POS や発注システムなどとのデータ連携は、ロボットを活用するメリットが大きく生きてくる分野です。佐野氏はこう話します。

「今までは、店頭在庫などを人手で確認する必要がありました。しかしロボットを利用して自動で補充する場合、いつ、何が、どのくらい売れたかまで正確に把握できます。受発注や在庫管理には小売業としてのお客様の戦略があります。われわれがロボットでの陳列を通じて得たデータや、店舗業務を可視化して得たデータを提供することで、より戦略的な店舗展開や商品展開ができると考えています。将来的にはサプライ チェーン全体を含めたデータ活用にもつながってくると思っています」(佐野氏)。

佐野氏は今後についてこう展望します。

「会社としては3つの柱でビジネスを育てていこうとしています。1つめは、国内のコンビニエンス ストアを中心により多くの店舗にロボットを入れていくこと。2つめは、日本以外、特に北米への展開を進めること。3つめは、小売以外の業種にロボットを入れていくことです。システム面から見ると、まず国内については、ビジネスのグロースにともなって、サーバーの処理能力をスケール アップ、スケール アウトしていくことが求められます。マイクロソフトと連携していかにコストを最適化して、サーバーを増強していくかが重要です。また、北米向けでは、店舗レイアウトの違いや商慣習の違いを考慮するため、ロボット製作から考え直したり、新しいソリューションを作っていったりする必要があります。コアとなるシステムを、いかにリージョンをまたいで展開するか、現地スタッフとどう協力するかなど、ここでもマイクロソフトとの協力がカギになります。小売業以外の展開についても、例えば、すでに物流での事例がありますが、ここでも、サーバーやクラウドのリソースをどう管理していくかを検討する必要があるため、マイクロソフトにサポートをお願いしたいと考えています」(佐野氏)。

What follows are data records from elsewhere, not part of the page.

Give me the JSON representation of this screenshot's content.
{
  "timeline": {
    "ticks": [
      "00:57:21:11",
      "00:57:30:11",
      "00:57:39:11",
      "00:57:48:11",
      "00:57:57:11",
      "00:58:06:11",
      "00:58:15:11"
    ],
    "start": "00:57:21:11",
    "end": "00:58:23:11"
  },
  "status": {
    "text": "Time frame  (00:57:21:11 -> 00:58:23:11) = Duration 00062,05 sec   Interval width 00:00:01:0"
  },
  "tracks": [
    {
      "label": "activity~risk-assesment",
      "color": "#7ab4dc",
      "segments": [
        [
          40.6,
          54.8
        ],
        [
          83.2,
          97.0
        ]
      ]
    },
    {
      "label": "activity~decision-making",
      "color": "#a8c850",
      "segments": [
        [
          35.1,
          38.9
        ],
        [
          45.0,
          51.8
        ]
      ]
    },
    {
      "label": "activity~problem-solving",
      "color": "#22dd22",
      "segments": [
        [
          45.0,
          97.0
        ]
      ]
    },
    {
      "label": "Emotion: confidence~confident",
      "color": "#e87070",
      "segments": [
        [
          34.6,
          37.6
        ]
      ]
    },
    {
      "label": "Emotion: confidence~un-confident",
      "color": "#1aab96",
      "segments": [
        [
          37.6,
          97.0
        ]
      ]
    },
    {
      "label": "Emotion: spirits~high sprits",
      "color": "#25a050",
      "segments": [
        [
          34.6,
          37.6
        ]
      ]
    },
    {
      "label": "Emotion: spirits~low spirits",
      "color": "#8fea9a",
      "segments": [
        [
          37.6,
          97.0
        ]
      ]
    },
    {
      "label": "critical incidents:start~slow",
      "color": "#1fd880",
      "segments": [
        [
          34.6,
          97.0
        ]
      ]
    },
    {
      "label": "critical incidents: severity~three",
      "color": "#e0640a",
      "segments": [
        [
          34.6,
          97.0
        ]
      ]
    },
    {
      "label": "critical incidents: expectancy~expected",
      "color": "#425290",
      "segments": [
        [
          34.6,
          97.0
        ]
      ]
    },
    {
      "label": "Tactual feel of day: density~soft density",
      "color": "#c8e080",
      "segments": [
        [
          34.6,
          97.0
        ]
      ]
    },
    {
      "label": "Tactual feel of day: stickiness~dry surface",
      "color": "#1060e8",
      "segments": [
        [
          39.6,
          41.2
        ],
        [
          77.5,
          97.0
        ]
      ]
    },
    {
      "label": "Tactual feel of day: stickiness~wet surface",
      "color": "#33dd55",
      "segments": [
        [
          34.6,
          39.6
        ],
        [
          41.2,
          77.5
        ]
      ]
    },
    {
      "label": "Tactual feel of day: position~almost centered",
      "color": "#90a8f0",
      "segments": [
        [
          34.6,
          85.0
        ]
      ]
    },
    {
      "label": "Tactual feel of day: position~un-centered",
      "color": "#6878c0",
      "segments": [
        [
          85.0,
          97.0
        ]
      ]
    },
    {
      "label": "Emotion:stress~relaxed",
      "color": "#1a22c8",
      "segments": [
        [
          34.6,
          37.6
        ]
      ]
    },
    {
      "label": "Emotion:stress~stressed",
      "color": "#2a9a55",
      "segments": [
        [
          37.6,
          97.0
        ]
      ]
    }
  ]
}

Telexistence が目指すのは工場の外の人々の生活環境にも知能化されたロボットを普及させることです。サービスが広がるなかで、ロボットとクラウドはより広く密接につながるようになります。佐野氏はマイクロソフトへの期待を次のように話します。

「信頼性の高いサービスを最適なコストで提供していただき、パートナーとして一緒に歩んでいただきたいと思っています。また、近年は AI がレバレッジできる領域は増えてきています。自社開発のAIとともに、マイクロソフトの AI 技術を活用しながら、より踏み込んだ AI 開発を進めていきたいと考えています」(佐野氏)。

Telexistence の取り組みをマイクロソフトがこれからも支えていきます。